Previously a method was outlined for testing a die for fairness.
The test calls for rolling the die a large number of times, computing a p-value, and classifying the die as unfair if the p-value is below a significance threshold.
The example uses 100 trials and a significance threshold of .05. It doesn't mention why these numbers are chosen.
The Two Types of Error
To intelligently choose the numbers, we have to consider two types of mistakes. We might reject a fair die, or we might accept an unfair die.The chance of making the first error—rejecting a fair die—is our significance threshold. To reduce the chance of making the first error we make the significance threshold low. A threshold of .05 is a bit high; our test has a 1 in 20 chance of rejecting a fair die!
The Power of a Test
The power of a test is the chance of not making the second error. That is, the power is the chance of rejecting an unfair die.
The power of a test usually depends on how unfair the die is. The more lopsided the chances, the easier it is to detect the unfairness.
An Approximation
Because of the dependence on the amount of unfairness, we can't represent the power as a single percentage. It is natural to characterize an unfair die as a categorical distribution with n - 1 free parameters where n is the number of faces. Even in the case of a d6 we can't plot the power as a function of the free parameters: there are too many.
For this reason let's only consider unfair dice characterized by a single parameter which is the probability of rolling the most likely face. All other faces are assumed to be equally likely.
The Power of the .05 Significance Test
Now we can plot the power of a test, given the probability of the mostly likely face.
If we increase the number of trials, the chance of detecting an unfair die goes up. Even if we only do 100 trials, the chance of detecting an unfair die where one of the faces is twice as likely as expected is about 90%.
I would like the percentage to be higher, but when I think the about the effort of making 200 trials instead, the percentage seems acceptable.

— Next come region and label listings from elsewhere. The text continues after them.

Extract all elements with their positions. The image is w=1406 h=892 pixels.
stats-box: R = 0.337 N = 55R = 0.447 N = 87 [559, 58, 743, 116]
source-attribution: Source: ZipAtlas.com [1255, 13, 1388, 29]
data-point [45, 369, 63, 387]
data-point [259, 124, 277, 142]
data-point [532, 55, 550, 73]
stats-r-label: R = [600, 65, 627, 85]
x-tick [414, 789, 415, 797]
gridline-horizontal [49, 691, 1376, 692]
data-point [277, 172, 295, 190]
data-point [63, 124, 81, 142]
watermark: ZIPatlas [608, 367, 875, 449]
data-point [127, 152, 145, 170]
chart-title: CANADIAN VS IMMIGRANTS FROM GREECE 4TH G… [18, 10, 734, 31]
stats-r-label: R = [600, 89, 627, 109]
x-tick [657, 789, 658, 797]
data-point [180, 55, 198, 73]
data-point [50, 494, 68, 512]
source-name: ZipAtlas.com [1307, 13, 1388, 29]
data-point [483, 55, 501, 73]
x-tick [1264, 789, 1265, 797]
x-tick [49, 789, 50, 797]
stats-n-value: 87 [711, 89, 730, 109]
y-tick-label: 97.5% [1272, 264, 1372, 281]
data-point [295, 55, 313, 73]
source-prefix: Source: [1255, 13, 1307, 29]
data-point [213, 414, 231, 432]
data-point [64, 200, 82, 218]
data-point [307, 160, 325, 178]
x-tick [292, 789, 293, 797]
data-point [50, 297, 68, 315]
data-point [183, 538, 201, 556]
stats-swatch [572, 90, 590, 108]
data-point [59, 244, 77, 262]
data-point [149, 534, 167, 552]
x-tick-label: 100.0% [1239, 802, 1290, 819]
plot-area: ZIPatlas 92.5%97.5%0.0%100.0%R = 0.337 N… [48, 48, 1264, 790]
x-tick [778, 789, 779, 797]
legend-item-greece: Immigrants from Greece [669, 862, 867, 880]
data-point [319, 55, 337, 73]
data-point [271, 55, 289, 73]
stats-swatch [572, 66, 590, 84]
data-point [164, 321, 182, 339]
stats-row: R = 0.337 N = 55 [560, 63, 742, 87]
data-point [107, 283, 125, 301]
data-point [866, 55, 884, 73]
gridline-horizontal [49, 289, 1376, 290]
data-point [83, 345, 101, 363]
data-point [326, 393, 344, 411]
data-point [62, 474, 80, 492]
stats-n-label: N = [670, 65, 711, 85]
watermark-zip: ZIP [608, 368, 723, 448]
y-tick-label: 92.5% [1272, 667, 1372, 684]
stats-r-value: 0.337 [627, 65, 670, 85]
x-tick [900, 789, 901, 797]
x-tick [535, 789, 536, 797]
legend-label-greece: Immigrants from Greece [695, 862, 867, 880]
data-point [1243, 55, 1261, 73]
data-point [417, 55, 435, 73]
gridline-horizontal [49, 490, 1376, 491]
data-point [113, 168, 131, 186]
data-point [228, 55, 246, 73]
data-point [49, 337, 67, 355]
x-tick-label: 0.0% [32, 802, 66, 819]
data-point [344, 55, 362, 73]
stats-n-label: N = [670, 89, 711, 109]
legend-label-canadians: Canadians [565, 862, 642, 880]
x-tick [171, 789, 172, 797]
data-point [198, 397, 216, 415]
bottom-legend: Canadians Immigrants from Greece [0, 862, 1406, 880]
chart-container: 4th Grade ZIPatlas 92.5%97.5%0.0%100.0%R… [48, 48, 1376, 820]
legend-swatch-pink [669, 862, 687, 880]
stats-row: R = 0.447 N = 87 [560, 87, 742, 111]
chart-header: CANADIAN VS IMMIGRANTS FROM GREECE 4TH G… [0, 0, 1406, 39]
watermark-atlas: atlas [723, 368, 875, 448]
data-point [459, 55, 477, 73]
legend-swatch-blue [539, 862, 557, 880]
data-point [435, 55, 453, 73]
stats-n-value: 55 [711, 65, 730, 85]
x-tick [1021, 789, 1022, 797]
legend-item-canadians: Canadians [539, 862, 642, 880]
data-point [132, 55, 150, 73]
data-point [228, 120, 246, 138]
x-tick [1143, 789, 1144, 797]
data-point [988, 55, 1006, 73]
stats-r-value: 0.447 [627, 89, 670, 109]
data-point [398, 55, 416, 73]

I would like the percentage to be higher, but when I think the about the effort of making 200 trials instead, the percentage seems acceptable.
The code used for calculating the power of a test is online. It uses the Monte Carlo method as discussed previously. The number of Monte Carlo trials was 10,000 which gives a 95% confidence our estimate is within 1%.
The Power of the .01 Significance Test
What if we decide to use a .01 significance level instead?
The chart doesn't change much. The chance of detecting the die where one of the faces is twice as likely as expected is now 77%.